Sous mes pas résonnent les pavés de la ville encore éteinte, je devrais dormir depuis longtemps déjà mais je pense à lui. Les lettres de son prénom font déborder les larmes de mes yeux, son odeur qui me manque m'obsède. Je cherche partout un parfum comme le sien, impossible à reproduire pourtant; je crois devenir folle.
J'ère dans les rues, il est 5h30, dans une heure je me lève et je prend ma douche, je petit déjeune puis je pars pour la gare, la peur au ventre, l'angoisse se tordant dans le creux de mes poignets. Et si jamais..? J'abandonne encore quelques gouttes de sel sur l'un des fauteuil du RER puis je m'éloigne dans des regards qui se demandent pourquoi je pleure de si bon matin. Le train s'arrête et j'actionne le système de mon corps dans un élan d'habitude, je passe mon ticket dans la machine puis j'embarque dans un voyage qui ne fait que m'emmener soit plus loin de lui, soit plus prés. Les soirs que je passe à mouiller l'oreiller ou il avait pris l'habitude de poser sa tête m'épuisent de plus en plus, j'ai peur de craquer. Je ne comprend pas, plus ce qui fait que nous ne sommes pas ensemble, je me le répète chaque minute de chaque heure sans vraiment entendre le sens des mots. Et je commence à être effrayée des fins de semaine et de ses débuts. Tout ça m'épuise, m'érinte.
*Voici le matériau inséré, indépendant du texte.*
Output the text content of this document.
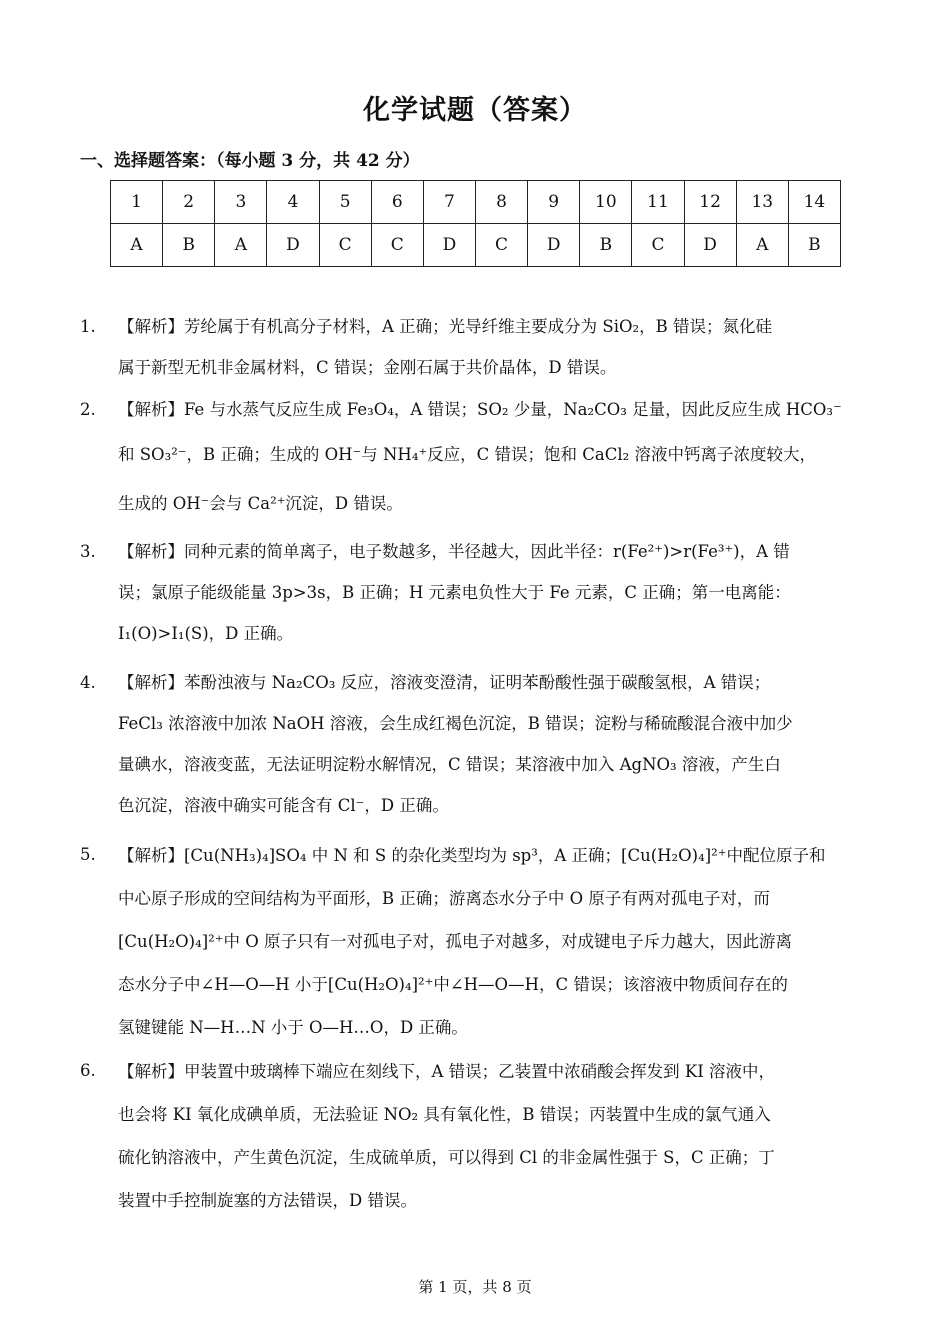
化学试题（答案）
一、选择题答案：（每小题 3 分，共 42 分）
1	2	3	4	5	6	7	8	9	10	11	12	13	14
A	B	A	D	C	C	D	C	D	B	C	D	A	B
1. 【解析】芳纶属于有机高分子材料，A 正确；光导纤维主要成分为 SiO₂，B 错误；氮化硅

属于新型无机非金属材料，C 错误；金刚石属于共价晶体，D 错误。

2. 【解析】Fe 与水蒸气反应生成 Fe₃O₄，A 错误；SO₂ 少量，Na₂CO₃ 足量，因此反应生成 HCO₃⁻

和 SO₃²⁻，B 正确；生成的 OH⁻与 NH₄⁺反应，C 错误；饱和 CaCl₂ 溶液中钙离子浓度较大，

生成的 OH⁻会与 Ca²⁺沉淀，D 错误。

3. 【解析】同种元素的简单离子，电子数越多，半径越大，因此半径：r(Fe²⁺)>r(Fe³⁺)，A 错

误；氯原子能级能量 3p>3s，B 正确；H 元素电负性大于 Fe 元素，C 正确；第一电离能：

I₁(O)>I₁(S)，D 正确。

4. 【解析】苯酚浊液与 Na₂CO₃ 反应，溶液变澄清，证明苯酚酸性强于碳酸氢根，A 错误；

FeCl₃ 浓溶液中加浓 NaOH 溶液，会生成红褐色沉淀，B 错误；淀粉与稀硫酸混合液中加少

量碘水，溶液变蓝，无法证明淀粉水解情况，C 错误；某溶液中加入 AgNO₃ 溶液，产生白

色沉淀，溶液中确实可能含有 Cl⁻，D 正确。

5. 【解析】[Cu(NH₃)₄]SO₄ 中 N 和 S 的杂化类型均为 sp³，A 正确；[Cu(H₂O)₄]²⁺中配位原子和

中心原子形成的空间结构为平面形，B 正确；游离态水分子中 O 原子有两对孤电子对，而

[Cu(H₂O)₄]²⁺中 O 原子只有一对孤电子对，孤电子对越多，对成键电子斥力越大，因此游离

态水分子中∠H—O—H 小于[Cu(H₂O)₄]²⁺中∠H—O—H，C 错误；该溶液中物质间存在的

氢键键能 N—H…N 小于 O—H…O，D 正确。

6. 【解析】甲装置中玻璃棒下端应在刻线下，A 错误；乙装置中浓硝酸会挥发到 KI 溶液中，

也会将 KI 氧化成碘单质，无法验证 NO₂ 具有氧化性，B 错误；丙装置中生成的氯气通入

硫化钠溶液中，产生黄色沉淀，生成硫单质，可以得到 Cl 的非金属性强于 S，C 正确；丁

装置中手控制旋塞的方法错误，D 错误。

第 1 页，共 8 页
Les phares des voitures somnambules m'éblouissent de plus en plus, je devrais dormir depuis longtemps déjà mais je pense toujours à lui, les lettres de son prénom font déborder les larmes de mes yeux, son odeur m'obsède toujours autant. Je cherche partout son parfum qui m'amènerait ailleurs, à lui, impossible à retrouver pourtant, je crois qu'il est mort, je suis folle.But no way back, ...je l'aime.